Steak that's gone bad not only leaves a gross experience in the taste but also hides some health risks. While most bacteria growing in spoiled steaks can be killed through cooking, some potential poison might be developed, which causes gastrointestinal problems, vomiting, or/and fever.
To avoid that, here is a thorough guide on how to tell if steak is bad, gone off, or spoiled.
Paper-Like Dry Texture & Leathery Feel
The paper-like dry texture is caused by the thawing process that makes natural beef juices flow out, which also ends up with a leathery feel when you poke it.
These two signs don't tell that the steak is spoiled, but will negatively affect the taste of your meal.
How to prevent this:
- Choose pieces of raw beef that is USDA Prime labeled
- Find steaks with much marbling as they contain high amounts of fat for better juice retention.

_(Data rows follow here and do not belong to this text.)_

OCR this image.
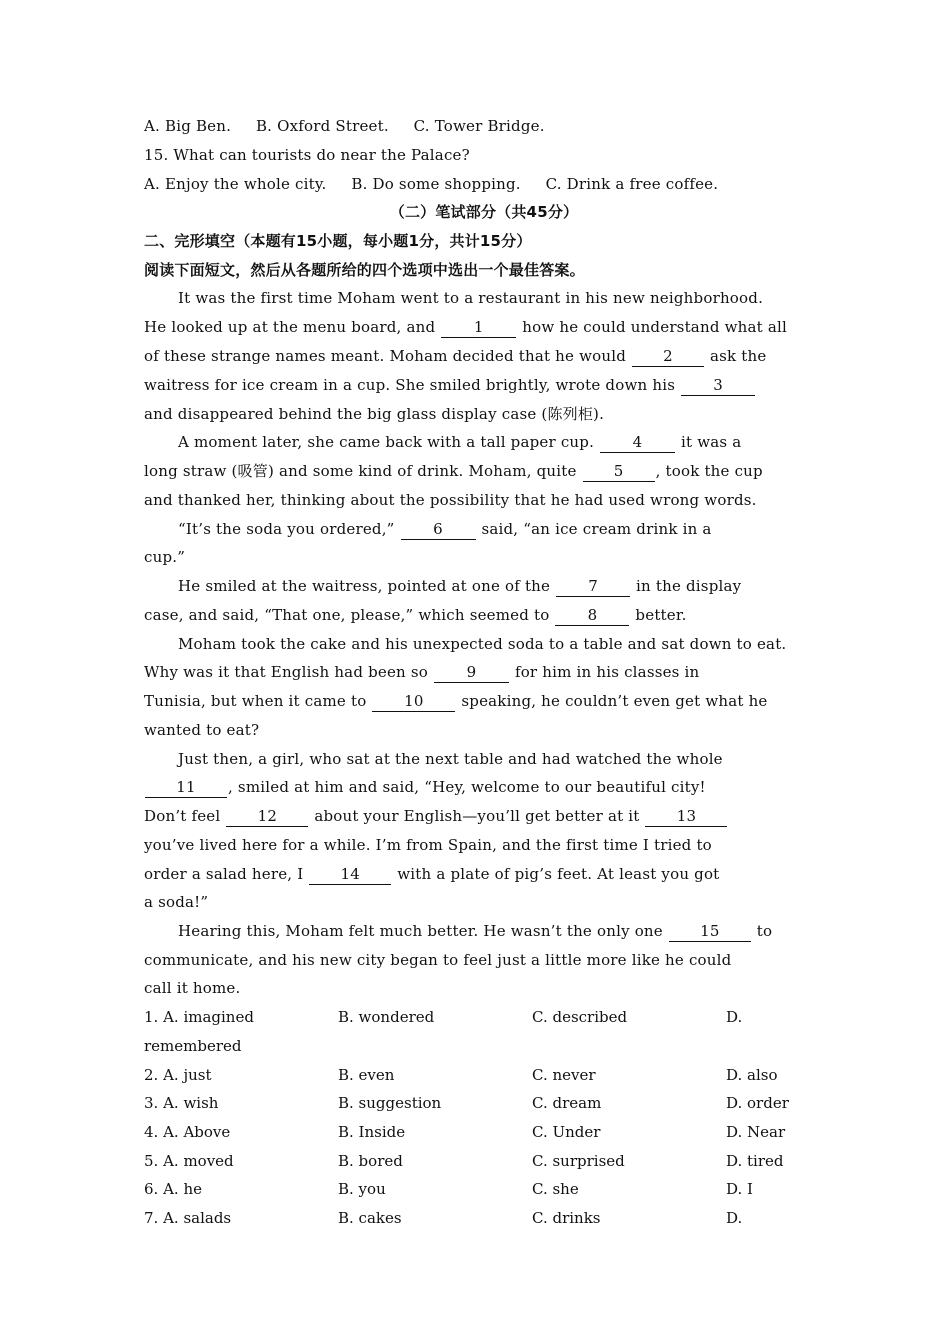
A. Big Ben. B. Oxford Street. C. Tower Bridge.
15. What can tourists do near the Palace?
A. Enjoy the whole city. B. Do some shopping. C. Drink a free coffee.
（二）笔试部分（共45分）
二、完形填空（本题有15小题，每小题1分，共计15分）
阅读下面短文，然后从各题所给的四个选项中选出一个最佳答案。
It was the first time Moham went to a restaurant in his new neighborhood.
He looked up at the menu board, and 1 how he could understand what all
of these strange names meant. Moham decided that he would 2 ask the
waitress for ice cream in a cup. She smiled brightly, wrote down his 3
and disappeared behind the big glass display case (陈列柜).
A moment later, she came back with a tall paper cup. 4 it was a
long straw (吸管) and some kind of drink. Moham, quite 5 , took the cup
and thanked her, thinking about the possibility that he had used wrong words.
“It’s the soda you ordered,” 6 said, “an ice cream drink in a
cup.”
He smiled at the waitress, pointed at one of the 7 in the display
case, and said, “That one, please,” which seemed to 8 better.
Moham took the cake and his unexpected soda to a table and sat down to eat.
Why was it that English had been so 9 for him in his classes in
Tunisia, but when it came to 10 speaking, he couldn’t even get what he
wanted to eat?
Just then, a girl, who sat at the next table and had watched the whole
11 , smiled at him and said, “Hey, welcome to our beautiful city!
Don’t feel 12 about your English—you’ll get better at it 13
you’ve lived here for a while. I’m from Spain, and the first time I tried to
order a salad here, I 14 with a plate of pig’s feet. At least you got
a soda!”
Hearing this, Moham felt much better. He wasn’t the only one 15 to
communicate, and his new city began to feel just a little more like he could
call it home.
1. A. imagined	B. wondered	C. described	D.
remembered
2. A. just	B. even	C. never	D. also
3. A. wish	B. suggestion	C. dream	D. order
4. A. Above	B. Inside	C. Under	D. Near
5. A. moved	B. bored	C. surprised	D. tired
6. A. he	B. you	C. she	D. I
7. A. salads	B. cakes	C. drinks	D.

- Before freezing the meat, vacuum seal it - which not only helps retain natural juices but also prevents bacteria growth.
Green Patches Or Furry White On The Meat Surface
Needless to say, this is a clear sign of spoiled steaks, so don't regret throwing it away.
Mold growth usually happens on steaks when they're stored in the refrigerator for at least two days, and it usually comes with strange odors.
Good Raw Beef Should Feel Fleshy And Smooth.
But if one day, you detect a slightly yellow or clear slimy film on the meat surface or your fingers feel sticky when running over it, that's a negative sign of spoiled steaks.
How to prevent this:
When choosing raw beef, always check them before buying.
Give It A Good Sniff Before Cooking
Normal raw beef barley has odors or if there are, it is not discernible to human noses.
From that point, if you sniff any sweet, cloying smell or ammonia-like odors on the meat before cooking, it's probably a bad sign of bacteria growth. But just "PROBABLY"!
There are some cases where your nose might trick you. For example, dry-aged beef occasionally smells strange because of lactic acid but is still safe to eat.
To check if your initial perception is right, always combine several tests using different senses, too.
Look At The Use-By Date Or Sell-by Date
If your steaks come stamped with a sell-by date or use-by date, you can rely on it to tell whether the meat is spoiled or not.
So, what are the sell-by date and use-by date? What's the difference between them? - you might ask.
Use-by date lets you know that you should use the steak before that cutoff point. Later than that, you should throw it away. When a tray of steak is stamped with a use-by date, it should be frozen or cooked by that time. And, if you plan to freeze it, do so at least two days before the cutoff point.
For example, if the steak that you bought has a use-by date of October 14th, you should freeze it no later than October 10th.
Sell-by date, as its name implies, tells you the day that the steak is displayed on the shelves for sale. To ensure the safety and freshness of the meat, you should only consume the product within 3 days from that date.
Now, what to do if your steaks don't have any of those stamps?
You should label the product on your own by marking the date you bought it, which prevents you from forgetting how long it's been in your fridge/freezer.
You Can't Count How Many Days The Steak Has Been In Your Fridge Or Freezer
According to USDA, steaks are safe to consume within 3-4 days from the time it's purchased if stored in a refrigerator and up to 12 months if stored in a freezer.
If the steak stays longer than that in your fridge or freezer, throw them away.
To enjoy the most freshness of the steak, it is recommended to buy it a day before you plan to cook because you will get enough time to marinate it.
Lastly, I’d like to end this article by answering the question that I’ve got asked a lot by my readers “Is it safe to consume steaks that turn a grayish-brown color?”.
Actually, it is 50:50. Let me explain! While fresh beef obviously has a red color, it will turn to a grayish-brown color if frozen or exposed to oxygen. In this case, it is safe and still tasteful to consume.
But spoiled steaks also have that color. To determine whether it’s still edible or should be discarded, you should rely on other signs as shown above. That’s all for this article. I hope that now, you’ve already known how to tell if steak is bad, gone off, or spoiled. Thanks for reading!